Here is how "educated" our kids are. Number of forth graders who think the world is FLAT: 40% Number of sixth graders who can’t find the USA on a map: 20% Number of high school seniors lacking the most basic knowledge of American history (forget world history): 57%. Number of seventeen year old students who don’t know when the Civil War took place: 66% – 33% didn’t know who Abraham Lincoln was!
There is one encouraging result here, and that is that 25% of college seniors think that the slogan "from each according to his ability to each according to his need" is from the Constitution. This is no doubt due to effective campus propaganda by the Young Communist League.
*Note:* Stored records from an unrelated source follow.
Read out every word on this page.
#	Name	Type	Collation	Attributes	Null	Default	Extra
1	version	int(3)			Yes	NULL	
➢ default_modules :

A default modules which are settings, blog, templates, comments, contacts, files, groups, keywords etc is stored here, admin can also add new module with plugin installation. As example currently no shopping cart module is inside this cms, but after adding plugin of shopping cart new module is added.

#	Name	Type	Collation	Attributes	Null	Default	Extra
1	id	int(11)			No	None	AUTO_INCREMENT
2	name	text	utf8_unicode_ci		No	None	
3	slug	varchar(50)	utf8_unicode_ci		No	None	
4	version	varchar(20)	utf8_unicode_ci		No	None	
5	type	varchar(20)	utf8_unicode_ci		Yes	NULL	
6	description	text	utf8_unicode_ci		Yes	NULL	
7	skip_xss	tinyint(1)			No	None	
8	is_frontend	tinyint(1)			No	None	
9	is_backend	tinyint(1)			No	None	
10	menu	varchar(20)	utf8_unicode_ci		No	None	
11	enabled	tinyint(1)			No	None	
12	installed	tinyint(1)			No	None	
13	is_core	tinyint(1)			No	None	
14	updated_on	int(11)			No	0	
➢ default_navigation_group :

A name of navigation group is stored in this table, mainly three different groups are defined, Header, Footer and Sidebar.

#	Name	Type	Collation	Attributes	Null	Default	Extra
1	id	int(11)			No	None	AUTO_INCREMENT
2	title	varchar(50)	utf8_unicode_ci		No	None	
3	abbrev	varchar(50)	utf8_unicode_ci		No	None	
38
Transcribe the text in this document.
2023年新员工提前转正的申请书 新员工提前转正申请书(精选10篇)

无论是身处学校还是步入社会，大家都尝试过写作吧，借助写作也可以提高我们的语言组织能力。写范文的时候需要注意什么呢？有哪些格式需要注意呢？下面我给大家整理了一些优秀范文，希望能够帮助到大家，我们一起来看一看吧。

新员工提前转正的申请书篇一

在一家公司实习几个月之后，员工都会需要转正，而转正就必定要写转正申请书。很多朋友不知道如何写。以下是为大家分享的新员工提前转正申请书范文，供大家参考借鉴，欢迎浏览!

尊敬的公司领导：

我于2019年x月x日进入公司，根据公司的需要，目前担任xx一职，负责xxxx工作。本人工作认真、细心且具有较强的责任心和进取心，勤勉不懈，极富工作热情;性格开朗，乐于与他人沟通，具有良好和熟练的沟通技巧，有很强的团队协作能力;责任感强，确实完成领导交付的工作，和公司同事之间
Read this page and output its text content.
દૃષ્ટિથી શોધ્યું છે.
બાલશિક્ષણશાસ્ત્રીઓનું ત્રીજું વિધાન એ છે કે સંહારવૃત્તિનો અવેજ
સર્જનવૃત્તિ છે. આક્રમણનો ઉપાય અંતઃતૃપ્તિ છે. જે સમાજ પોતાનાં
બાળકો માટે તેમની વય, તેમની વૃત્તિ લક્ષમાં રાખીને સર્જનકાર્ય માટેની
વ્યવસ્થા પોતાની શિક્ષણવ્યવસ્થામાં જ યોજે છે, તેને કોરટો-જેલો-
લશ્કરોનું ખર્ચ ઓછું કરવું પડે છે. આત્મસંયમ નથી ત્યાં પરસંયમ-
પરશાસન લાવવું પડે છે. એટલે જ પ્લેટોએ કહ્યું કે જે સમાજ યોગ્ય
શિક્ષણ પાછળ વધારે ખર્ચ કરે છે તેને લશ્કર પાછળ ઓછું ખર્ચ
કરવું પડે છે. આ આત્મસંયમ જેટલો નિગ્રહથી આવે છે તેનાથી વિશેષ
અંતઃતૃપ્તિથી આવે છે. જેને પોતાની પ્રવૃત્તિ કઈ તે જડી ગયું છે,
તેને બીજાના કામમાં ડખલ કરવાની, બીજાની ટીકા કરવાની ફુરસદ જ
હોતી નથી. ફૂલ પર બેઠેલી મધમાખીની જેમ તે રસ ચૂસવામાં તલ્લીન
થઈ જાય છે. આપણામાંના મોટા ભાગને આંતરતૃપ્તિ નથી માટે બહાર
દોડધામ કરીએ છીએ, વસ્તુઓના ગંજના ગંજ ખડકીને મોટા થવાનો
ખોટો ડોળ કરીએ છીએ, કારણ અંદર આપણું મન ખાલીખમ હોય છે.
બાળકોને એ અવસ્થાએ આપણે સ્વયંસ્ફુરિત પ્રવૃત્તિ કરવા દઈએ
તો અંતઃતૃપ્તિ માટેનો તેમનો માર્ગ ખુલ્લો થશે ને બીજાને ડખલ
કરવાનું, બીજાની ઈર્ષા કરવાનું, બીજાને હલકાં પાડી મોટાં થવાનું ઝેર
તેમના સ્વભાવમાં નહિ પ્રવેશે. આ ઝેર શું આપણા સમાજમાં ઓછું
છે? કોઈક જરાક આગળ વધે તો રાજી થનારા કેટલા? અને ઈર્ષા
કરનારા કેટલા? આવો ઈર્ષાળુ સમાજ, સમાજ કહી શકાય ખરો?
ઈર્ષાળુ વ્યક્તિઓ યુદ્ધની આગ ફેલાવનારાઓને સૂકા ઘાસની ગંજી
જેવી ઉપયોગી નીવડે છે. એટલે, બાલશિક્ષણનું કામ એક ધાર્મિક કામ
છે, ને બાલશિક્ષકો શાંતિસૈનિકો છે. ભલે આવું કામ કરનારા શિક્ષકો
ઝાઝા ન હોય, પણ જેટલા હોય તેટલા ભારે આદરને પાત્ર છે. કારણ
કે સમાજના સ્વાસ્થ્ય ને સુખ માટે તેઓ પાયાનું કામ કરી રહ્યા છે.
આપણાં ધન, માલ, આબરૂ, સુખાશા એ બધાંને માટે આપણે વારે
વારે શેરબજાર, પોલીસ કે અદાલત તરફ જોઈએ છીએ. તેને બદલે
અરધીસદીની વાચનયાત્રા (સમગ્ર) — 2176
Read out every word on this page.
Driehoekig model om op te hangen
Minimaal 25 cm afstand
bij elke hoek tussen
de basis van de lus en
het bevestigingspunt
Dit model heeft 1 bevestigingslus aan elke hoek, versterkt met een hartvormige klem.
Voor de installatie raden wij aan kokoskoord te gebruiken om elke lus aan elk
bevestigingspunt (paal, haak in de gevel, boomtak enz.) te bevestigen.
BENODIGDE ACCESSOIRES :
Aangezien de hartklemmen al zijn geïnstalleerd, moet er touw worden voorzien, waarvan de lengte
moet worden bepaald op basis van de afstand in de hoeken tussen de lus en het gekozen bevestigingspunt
Who benefits from the bad education given to American students? And its really bad. The US ranks 28th out of the 29 counties in the Organization for Economic Cooperation and Development (we beat out Mexico) in the number of students who graduate from school (72%, compare Germany at 91%). The beneficiaries of this education system are the forces on the right and the religious fundamentalists who thrive in conditions of educational deficiency.
I therefore conclude that the "old-school" sociology, as Porter calls it, was correct in holding "that as nations become more prosperous, healthy, and educated, demand for the support that religion provides declines." The fact that so many of our citizens are religious is a mark of how backward the US is. So I’ll end with another quote from Anelauskas’ book, from a gentleman even more obscure than Abraham Lincoln, namely Maximilien Robespierre: "The secret of freedom lies in educating people, whereas the secret of tyranny is in keeping them ignorant."